NEW ORLEANS, LA. — The New Orleans Museum of Art presents “Visions of US: American Art at NOMA,” on view through January 24, the first exhibition in the museum’s history to highlight the full breadth of its American art collection.
American art, with a particular emphasis on artists working in Louisiana and the South, has long been one of the museum’s key collection strengths. Through paintings, sculptures, photography and decorative arts, “Visions” explores evolving ideas about American cultural identity from the Eighteenth through the Twentieth Centuries to tell a rich and inclusive story about how people imagine and represent the United States.
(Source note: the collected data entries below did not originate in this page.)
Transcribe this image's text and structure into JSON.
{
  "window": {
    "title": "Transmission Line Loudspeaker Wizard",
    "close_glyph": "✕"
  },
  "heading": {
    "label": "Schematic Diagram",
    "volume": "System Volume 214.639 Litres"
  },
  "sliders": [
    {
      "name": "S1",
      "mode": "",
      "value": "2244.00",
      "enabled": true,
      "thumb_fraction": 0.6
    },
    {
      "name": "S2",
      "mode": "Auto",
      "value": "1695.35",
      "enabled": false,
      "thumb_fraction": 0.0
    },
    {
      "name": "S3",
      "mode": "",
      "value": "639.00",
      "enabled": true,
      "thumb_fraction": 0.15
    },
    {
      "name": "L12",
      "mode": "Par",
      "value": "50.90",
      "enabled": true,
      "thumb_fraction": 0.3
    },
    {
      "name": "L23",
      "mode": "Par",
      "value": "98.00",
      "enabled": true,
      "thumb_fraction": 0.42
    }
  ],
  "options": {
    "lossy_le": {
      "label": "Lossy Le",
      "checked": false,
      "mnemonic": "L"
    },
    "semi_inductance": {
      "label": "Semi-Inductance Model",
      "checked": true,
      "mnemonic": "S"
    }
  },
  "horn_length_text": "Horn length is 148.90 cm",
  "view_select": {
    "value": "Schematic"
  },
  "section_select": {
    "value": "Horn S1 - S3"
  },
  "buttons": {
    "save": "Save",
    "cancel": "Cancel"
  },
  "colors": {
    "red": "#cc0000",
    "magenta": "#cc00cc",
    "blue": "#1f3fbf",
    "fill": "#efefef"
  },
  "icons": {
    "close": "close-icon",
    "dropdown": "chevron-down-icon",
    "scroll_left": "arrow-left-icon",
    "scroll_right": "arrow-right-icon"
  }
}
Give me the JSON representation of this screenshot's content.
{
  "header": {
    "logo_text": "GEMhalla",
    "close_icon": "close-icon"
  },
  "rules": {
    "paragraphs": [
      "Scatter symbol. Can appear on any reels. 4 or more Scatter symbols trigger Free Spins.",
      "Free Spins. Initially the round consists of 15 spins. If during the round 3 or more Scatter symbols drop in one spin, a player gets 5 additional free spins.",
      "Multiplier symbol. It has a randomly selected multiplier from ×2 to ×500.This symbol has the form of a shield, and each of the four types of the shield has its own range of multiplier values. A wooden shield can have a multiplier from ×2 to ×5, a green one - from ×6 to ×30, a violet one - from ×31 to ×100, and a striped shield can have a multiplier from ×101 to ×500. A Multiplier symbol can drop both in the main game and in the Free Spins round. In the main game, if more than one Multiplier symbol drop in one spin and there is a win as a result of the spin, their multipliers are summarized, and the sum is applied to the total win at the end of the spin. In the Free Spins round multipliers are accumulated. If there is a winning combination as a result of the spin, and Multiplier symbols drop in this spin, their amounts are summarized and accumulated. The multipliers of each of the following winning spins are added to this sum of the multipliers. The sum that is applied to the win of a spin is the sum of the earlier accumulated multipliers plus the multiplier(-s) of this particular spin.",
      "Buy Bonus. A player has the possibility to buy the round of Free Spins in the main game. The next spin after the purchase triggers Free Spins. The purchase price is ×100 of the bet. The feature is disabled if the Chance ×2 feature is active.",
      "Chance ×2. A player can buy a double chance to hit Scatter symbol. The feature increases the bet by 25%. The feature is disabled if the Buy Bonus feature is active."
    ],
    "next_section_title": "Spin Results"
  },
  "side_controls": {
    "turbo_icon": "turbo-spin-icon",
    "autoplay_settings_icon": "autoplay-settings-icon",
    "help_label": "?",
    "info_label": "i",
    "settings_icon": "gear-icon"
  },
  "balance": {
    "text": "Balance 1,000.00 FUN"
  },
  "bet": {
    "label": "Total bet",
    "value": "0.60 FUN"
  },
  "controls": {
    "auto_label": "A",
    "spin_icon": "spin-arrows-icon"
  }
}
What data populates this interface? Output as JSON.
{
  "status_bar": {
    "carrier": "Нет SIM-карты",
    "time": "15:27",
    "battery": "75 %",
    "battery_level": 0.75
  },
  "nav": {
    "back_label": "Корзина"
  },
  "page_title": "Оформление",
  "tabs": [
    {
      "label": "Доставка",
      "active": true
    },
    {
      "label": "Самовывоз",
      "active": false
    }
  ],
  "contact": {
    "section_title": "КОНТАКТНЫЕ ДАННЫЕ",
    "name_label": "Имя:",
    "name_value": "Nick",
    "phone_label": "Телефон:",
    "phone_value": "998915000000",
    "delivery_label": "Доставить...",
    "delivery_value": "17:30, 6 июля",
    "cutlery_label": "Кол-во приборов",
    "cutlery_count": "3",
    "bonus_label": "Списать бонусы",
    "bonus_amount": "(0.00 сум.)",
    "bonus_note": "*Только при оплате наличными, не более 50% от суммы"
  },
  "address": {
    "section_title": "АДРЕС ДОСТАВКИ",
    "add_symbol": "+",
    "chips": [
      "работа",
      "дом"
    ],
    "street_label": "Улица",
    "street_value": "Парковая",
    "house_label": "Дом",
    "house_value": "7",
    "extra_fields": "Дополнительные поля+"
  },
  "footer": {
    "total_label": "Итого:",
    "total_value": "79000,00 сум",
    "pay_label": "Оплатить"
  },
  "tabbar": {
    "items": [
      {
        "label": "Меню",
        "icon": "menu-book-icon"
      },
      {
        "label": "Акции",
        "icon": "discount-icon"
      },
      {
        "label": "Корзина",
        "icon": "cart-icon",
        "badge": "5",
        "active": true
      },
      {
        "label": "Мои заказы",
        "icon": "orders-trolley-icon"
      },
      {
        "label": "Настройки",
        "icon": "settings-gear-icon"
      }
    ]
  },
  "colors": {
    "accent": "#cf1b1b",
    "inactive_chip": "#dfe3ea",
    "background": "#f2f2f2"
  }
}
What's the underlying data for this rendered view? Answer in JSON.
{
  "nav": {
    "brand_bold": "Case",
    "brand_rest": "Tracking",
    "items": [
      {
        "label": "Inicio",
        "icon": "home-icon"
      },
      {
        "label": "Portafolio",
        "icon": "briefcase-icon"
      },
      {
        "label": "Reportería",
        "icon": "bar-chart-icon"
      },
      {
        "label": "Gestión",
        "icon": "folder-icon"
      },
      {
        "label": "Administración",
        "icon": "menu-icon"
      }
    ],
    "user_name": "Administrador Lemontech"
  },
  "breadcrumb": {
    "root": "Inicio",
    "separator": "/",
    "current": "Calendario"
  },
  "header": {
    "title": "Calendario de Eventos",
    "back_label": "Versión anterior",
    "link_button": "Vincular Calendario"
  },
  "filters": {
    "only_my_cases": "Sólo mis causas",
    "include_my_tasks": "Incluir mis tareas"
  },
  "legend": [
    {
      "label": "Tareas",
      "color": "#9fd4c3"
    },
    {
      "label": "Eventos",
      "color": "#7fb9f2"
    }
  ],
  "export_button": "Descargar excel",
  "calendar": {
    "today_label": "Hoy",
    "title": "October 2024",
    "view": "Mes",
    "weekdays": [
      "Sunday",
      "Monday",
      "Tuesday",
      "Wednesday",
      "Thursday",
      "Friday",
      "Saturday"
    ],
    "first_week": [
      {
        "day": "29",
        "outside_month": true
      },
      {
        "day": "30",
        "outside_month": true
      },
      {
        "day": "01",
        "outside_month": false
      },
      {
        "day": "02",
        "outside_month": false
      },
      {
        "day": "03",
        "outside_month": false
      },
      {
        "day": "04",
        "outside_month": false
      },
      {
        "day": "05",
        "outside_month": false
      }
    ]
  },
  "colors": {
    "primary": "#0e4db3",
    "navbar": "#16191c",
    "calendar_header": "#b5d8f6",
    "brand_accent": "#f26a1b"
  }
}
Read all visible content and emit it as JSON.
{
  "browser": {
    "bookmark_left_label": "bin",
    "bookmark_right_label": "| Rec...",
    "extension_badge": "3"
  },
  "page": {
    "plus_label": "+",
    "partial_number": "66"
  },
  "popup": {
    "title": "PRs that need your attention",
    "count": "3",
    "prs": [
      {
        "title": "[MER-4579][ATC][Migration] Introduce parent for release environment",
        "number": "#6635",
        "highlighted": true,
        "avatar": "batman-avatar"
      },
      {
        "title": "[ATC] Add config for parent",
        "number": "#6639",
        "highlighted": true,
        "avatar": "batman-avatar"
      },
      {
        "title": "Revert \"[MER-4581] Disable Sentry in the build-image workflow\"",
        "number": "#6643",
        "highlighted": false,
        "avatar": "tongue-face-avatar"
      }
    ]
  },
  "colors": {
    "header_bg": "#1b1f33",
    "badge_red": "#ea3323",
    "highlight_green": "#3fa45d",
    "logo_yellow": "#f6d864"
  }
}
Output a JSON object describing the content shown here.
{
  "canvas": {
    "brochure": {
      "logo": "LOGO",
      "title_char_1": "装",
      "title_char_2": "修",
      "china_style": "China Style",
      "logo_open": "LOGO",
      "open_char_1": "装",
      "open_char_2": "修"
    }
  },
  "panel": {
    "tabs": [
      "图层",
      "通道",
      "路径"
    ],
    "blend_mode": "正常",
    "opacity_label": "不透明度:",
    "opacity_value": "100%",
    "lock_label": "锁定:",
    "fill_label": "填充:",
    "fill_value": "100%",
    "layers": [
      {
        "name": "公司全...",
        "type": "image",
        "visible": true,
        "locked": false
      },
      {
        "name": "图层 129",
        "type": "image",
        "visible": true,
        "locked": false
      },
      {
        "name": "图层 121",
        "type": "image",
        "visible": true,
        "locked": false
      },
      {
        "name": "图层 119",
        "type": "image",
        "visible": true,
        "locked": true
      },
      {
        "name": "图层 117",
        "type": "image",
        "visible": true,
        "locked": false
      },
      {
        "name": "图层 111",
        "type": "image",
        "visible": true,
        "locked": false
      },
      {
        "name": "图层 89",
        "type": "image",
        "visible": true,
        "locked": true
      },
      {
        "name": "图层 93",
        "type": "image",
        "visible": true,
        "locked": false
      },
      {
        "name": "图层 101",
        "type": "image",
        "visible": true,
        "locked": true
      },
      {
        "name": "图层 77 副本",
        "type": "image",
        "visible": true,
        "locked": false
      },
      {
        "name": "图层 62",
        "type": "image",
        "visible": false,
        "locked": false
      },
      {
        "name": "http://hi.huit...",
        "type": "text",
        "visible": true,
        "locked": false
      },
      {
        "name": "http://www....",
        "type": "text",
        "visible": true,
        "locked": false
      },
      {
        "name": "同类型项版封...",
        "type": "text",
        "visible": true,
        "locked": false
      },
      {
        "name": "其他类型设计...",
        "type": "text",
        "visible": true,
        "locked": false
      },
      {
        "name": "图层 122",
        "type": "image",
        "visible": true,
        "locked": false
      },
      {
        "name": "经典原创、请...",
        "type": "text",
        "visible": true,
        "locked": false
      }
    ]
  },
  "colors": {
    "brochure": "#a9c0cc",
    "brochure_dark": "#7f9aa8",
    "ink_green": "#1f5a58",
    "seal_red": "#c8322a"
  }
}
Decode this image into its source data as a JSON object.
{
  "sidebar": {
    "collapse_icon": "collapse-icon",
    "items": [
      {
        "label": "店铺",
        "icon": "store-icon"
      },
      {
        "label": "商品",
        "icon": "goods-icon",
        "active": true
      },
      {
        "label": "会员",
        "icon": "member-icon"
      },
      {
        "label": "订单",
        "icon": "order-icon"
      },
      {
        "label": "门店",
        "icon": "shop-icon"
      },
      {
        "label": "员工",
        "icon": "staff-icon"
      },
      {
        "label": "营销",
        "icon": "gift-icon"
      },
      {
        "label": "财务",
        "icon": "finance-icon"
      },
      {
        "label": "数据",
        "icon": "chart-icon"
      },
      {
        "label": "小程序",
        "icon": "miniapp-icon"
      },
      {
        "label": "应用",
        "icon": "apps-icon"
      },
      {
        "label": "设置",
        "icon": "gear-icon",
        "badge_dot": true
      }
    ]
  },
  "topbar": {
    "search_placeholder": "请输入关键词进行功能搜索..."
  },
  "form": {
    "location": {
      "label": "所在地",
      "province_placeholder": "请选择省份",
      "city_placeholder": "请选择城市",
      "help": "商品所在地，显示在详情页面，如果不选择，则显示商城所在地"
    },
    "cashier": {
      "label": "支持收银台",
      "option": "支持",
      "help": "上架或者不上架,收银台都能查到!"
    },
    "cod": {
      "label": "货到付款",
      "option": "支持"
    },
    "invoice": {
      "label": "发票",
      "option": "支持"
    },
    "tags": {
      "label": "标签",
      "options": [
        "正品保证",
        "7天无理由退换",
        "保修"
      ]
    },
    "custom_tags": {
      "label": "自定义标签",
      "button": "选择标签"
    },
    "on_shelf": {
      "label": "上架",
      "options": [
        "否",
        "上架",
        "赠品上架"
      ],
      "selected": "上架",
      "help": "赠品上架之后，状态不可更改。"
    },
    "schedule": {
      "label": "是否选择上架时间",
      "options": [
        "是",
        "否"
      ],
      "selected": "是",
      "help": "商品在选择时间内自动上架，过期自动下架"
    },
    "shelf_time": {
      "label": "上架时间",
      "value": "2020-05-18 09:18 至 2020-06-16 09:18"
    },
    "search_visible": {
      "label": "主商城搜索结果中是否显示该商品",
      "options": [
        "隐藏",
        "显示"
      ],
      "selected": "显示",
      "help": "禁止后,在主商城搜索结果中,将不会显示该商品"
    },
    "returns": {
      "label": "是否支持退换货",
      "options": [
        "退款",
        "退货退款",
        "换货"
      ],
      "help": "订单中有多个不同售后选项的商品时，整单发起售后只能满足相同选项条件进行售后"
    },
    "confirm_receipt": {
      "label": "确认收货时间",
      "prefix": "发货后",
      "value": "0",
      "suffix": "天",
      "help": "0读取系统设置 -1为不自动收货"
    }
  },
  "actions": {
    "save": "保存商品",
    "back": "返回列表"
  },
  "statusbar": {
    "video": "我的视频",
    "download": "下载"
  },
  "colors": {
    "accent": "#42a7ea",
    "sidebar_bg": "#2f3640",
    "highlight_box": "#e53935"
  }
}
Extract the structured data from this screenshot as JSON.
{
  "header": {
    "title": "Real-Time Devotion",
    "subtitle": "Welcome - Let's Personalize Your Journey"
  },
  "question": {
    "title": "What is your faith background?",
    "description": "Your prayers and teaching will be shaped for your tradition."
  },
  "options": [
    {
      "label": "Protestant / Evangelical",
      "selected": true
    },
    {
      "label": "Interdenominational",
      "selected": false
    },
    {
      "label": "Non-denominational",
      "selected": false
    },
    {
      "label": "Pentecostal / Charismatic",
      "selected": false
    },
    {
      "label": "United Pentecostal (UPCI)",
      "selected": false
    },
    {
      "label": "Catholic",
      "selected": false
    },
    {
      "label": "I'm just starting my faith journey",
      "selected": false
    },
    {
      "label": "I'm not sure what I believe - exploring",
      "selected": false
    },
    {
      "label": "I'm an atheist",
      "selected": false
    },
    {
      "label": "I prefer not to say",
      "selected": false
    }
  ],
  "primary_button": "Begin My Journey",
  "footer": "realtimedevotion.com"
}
“Visions of US” is the first major American art exhibition in the country to place the work of acclaimed artists from the Northeast such as Jonathan Singleton Copley, Georgia O’Keeffe, Jackson Pollock and Frank Stella alongside that of their lesser-known counterparts from the South and West like Alfred Boisseau, Josephine Crawford, Sam Francis and John T. Scott. American art is often largely defined by the work of artists from the Northeast, and this exhibition shows how American artists working elsewhere — and especially the international port city of New Orleans — significantly broadened the range and scope of what we consider American art today.
“Visions of US presents an extraordinary range of American art that demonstrates the diversity of ideas and images that define as well as defy the American tradition,” said Susan M. Taylor, NOMA’s director. “The bringing together of artists’ work from across the country is only possible given the rich holdings of NOMA’s collection. It is an exhibition that reveals an extraordinary collection while presenting a compelling argument for the differences that define the history of the American artistic experience.”
“For the last two centuries,” said Katie Pfohl, the museum’s curator of Modern and contemporary art, “American artists have captured many different conceptions of the country and its people, from colonial American portraits that showcase the country’s early diversity, to the broad range of materials and forms to be found in Twentieth Century American art. This exhibition celebrates the multitude of people and perspectives that make up our vision of the United States.”
Working in places as far afield as New York, New Orleans and New Mexico — and Paris, Tokyo and Havana — American artists have shown the country to be a place defined by nothing so much as its diversity. The exhibition uncovers dynamic points of connection between American artists working across the country — and even world — to craft the many different Visions of US that compose the country today.